Record High Getting High — Nearly Half Of Americans Have Tried Marijuana, Poll Finds


Data showing how cannabis experimentation varies across different generations reveals that among Millennials, Gen X, and Baby Boomers, about half have tried marijuana—roughly the same as prior polls—but very few of the eldest cohort, the Traditionalists, had.

Just 19% of the Traditionalists, born before 1946, said they had tried it, and when members of this generation die and are replaced by younger people more likely to have tried marijuana in the adult population, the overall figure is pushed up.

A much smaller proportion—just 12%—of the 1,007 U.S. adults interviewed by Gallup between July 6-21 said they “smoke marijuana,” a figure the polling company said has held “steady in recent years.”

Younger Americans are much more likely to say they currently smoke marijuana, Gallup found, consistent with its other polling and suggesting people try marijnuana when young and discontinue as they get older.

Combined Gallup data from 2015-2021 show more Millennials (20%) saying they smoke marijuana than other generations, followed by Gen X (11%), Baby Boomers (9%) and Traditionalists (1%).

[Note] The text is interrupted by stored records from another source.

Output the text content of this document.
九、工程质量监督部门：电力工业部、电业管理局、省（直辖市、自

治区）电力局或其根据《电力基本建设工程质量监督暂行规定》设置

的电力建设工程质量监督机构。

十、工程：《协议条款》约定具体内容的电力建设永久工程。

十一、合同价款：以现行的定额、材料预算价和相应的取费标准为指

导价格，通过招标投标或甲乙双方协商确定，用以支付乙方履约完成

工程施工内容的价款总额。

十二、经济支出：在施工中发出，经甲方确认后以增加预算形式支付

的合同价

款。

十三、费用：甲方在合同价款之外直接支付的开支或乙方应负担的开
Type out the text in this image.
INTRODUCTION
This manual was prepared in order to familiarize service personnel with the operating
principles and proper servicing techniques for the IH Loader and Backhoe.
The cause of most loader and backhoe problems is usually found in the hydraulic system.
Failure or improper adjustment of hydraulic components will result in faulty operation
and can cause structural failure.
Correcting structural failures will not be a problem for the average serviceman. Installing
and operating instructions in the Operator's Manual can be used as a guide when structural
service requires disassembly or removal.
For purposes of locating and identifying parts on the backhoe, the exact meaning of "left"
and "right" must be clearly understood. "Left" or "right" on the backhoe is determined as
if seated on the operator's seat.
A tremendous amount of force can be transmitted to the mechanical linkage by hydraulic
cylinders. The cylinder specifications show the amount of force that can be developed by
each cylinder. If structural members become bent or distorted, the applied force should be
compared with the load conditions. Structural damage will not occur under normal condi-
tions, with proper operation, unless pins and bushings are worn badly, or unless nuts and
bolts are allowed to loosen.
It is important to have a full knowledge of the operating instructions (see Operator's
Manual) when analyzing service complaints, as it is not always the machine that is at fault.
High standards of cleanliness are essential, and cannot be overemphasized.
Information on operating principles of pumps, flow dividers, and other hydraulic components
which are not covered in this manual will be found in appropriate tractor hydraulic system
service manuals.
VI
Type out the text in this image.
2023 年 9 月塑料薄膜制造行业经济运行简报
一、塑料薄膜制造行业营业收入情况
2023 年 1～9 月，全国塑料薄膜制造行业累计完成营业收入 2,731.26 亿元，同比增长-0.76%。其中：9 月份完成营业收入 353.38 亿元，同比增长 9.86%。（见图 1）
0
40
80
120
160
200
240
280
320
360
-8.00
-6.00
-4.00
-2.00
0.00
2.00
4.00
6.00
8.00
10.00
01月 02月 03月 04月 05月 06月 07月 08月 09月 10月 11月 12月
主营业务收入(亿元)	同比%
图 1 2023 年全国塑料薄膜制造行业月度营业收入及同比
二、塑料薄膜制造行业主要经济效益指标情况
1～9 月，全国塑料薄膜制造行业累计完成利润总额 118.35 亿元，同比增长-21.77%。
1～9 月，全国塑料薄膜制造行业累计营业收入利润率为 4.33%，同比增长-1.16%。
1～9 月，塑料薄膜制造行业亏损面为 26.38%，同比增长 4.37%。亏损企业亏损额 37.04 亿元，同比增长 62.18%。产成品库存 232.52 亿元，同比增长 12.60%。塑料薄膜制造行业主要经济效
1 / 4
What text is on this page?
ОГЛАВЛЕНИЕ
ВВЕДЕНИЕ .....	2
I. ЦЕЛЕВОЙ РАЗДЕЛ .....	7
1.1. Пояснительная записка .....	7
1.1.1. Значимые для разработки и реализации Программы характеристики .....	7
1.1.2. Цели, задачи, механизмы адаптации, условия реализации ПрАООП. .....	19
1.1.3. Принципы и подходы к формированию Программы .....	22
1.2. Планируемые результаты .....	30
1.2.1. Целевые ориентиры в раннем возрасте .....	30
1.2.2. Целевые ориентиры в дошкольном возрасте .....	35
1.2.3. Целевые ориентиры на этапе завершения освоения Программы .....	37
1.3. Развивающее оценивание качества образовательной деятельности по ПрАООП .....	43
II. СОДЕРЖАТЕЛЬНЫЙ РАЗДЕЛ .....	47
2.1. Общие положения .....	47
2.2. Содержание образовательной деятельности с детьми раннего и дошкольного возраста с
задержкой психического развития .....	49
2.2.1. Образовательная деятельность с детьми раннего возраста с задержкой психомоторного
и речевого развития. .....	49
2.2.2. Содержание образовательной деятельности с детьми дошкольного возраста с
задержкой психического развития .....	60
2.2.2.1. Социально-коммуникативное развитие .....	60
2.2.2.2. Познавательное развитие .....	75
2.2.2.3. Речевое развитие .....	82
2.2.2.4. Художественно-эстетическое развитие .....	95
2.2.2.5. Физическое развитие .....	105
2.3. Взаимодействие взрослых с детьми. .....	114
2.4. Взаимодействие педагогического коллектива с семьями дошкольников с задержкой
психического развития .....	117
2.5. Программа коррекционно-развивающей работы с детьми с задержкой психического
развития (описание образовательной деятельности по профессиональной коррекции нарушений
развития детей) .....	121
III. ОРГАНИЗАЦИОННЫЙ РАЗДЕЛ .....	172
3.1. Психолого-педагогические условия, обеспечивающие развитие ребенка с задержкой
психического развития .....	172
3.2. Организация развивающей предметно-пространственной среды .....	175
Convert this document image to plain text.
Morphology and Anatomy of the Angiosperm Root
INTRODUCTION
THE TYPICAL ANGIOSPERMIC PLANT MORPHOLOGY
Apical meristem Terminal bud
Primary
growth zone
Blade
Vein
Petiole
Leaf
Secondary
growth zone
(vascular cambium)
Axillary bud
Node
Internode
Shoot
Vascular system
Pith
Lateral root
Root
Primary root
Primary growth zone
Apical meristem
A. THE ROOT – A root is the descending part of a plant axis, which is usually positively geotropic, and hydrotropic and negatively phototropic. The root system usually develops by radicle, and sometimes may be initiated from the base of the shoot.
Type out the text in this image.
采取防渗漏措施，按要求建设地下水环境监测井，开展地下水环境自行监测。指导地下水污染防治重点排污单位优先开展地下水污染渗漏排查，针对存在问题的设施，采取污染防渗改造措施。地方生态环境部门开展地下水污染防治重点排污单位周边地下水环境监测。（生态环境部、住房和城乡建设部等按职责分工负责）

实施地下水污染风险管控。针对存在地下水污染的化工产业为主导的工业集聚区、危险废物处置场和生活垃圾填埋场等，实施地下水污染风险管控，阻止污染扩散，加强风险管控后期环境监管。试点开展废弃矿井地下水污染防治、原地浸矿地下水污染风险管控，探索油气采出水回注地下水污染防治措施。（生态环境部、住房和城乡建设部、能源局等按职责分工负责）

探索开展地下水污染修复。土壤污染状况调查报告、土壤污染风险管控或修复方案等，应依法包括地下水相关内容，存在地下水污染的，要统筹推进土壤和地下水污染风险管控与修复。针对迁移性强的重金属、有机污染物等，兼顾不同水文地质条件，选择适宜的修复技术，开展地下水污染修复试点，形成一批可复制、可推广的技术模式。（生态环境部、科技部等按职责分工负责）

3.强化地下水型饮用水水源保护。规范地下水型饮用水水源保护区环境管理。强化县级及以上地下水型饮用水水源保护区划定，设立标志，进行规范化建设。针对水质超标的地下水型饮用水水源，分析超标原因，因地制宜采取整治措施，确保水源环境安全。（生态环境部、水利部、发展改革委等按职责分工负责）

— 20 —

More men (16%) said they smoked than women (9%) and those who seldom or never attend religious services (19%) reported smoking at a rate greater than six times weekly attendees (3%).


$100 billion. That’s how much the cannabis industry in America could be worth in 2030. Today, it is worth a more modest $17.5 in annual sales, though legalization could propel the industry to new highs.


Though the percentage of Americans saying they have tried marijuana has risen steadily over the last few decades, Gallup believes the halfway point may mark an upper limit. Experimentation rates have remained relatively steady at around 50% and the polling company says it seems “unlikely” this proportion will increase in future years. The habits of Gen Z will determine this trajectory.